There should be a database where I can get this information. In fact there is. But we can’t afford access to the ACS’ information services here. These are incredibly expensive because it used to be necessary for this information to be culled from papers by hand. But today that’s not necessary. It could be done cheaply and rapidly. In fact I’ve seen it done cheaply and rapidly by tools developed in Peter’s group that get around ~95% accuracy and ~80% recall over synthetic organic chemistry. Those are hit rates that would have solved my problem easily and effectively.
Unfortunately despite the fact those tools exist, despite the fact that they could be deployed easily and cheaply, and that they could save researchers vast amounts of time research is being held back by a lack of access to the literature, and where there is access by contracts that prevent us collating, aggregating, and analysing our own work. The public pays for the research to be done, the public pays for researchers to be able to read it, and in most cases the public has to pay again if they should want to read it.
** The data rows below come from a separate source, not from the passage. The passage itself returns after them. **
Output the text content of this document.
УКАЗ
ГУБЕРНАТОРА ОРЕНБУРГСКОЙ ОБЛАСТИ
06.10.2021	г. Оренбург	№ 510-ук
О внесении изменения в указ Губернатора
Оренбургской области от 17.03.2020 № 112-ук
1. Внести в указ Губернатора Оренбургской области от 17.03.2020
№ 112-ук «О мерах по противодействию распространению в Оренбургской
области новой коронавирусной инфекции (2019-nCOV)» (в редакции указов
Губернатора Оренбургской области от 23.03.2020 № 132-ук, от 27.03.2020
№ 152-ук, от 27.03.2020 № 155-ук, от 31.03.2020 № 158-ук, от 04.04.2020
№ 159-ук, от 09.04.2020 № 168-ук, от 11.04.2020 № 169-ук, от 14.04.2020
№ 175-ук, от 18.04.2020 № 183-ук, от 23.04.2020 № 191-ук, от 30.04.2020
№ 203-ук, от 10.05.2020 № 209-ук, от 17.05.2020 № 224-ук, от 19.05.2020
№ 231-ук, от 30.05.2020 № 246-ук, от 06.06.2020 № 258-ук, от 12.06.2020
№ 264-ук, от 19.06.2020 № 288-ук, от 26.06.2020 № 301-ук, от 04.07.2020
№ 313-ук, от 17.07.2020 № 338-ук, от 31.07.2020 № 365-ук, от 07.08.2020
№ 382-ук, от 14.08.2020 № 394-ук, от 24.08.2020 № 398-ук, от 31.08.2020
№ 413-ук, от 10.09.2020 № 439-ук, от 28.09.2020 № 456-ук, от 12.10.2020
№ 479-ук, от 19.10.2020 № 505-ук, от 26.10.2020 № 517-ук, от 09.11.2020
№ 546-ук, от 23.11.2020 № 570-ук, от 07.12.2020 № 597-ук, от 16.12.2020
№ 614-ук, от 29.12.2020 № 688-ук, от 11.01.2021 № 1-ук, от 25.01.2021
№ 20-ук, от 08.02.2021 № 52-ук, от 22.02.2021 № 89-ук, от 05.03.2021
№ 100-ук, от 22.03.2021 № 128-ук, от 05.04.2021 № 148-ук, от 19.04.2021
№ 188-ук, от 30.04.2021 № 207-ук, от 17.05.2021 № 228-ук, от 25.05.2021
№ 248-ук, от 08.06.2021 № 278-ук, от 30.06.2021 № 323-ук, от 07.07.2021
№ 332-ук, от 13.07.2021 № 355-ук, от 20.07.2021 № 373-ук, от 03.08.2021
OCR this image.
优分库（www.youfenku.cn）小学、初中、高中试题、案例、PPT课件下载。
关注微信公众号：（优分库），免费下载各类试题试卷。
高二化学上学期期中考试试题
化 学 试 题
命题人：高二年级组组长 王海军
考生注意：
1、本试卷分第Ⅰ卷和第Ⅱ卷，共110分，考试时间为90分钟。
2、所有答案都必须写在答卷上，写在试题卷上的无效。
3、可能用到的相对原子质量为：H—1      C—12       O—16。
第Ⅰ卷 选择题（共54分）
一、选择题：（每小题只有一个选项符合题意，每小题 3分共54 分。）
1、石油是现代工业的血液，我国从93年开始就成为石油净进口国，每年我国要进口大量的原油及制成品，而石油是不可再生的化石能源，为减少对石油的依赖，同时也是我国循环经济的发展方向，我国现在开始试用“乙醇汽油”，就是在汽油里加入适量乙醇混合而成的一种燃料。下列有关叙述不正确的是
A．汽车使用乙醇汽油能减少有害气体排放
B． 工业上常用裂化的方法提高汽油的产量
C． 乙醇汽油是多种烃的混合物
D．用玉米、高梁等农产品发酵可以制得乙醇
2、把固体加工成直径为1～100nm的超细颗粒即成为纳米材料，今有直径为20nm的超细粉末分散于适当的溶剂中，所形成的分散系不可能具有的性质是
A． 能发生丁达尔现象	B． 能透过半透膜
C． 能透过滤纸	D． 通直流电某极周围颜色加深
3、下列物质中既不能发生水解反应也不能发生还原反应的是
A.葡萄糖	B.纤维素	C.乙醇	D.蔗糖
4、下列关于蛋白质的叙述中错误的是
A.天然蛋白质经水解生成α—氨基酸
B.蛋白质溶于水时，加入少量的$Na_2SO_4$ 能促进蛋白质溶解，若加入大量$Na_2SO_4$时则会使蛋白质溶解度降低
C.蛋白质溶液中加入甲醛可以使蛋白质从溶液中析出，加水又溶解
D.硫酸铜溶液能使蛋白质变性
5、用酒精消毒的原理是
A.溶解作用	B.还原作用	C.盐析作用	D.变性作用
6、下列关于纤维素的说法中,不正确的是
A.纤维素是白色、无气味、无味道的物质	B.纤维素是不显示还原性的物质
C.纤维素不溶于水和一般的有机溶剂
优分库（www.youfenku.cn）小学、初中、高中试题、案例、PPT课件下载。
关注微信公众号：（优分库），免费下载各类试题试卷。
But what is most infuriating is the way the public pays yet again when I and a million other scientists waste our time, the public’s time, because the tools that exist and work cannot be deployed.
How many researchers in the UK or world wide are losing hours or even days every week because of these inefficiencies. How many new tools or techniques are never developed because they can’t legally be deployed? And how many hundreds of millions of dollars of public money does that add up to?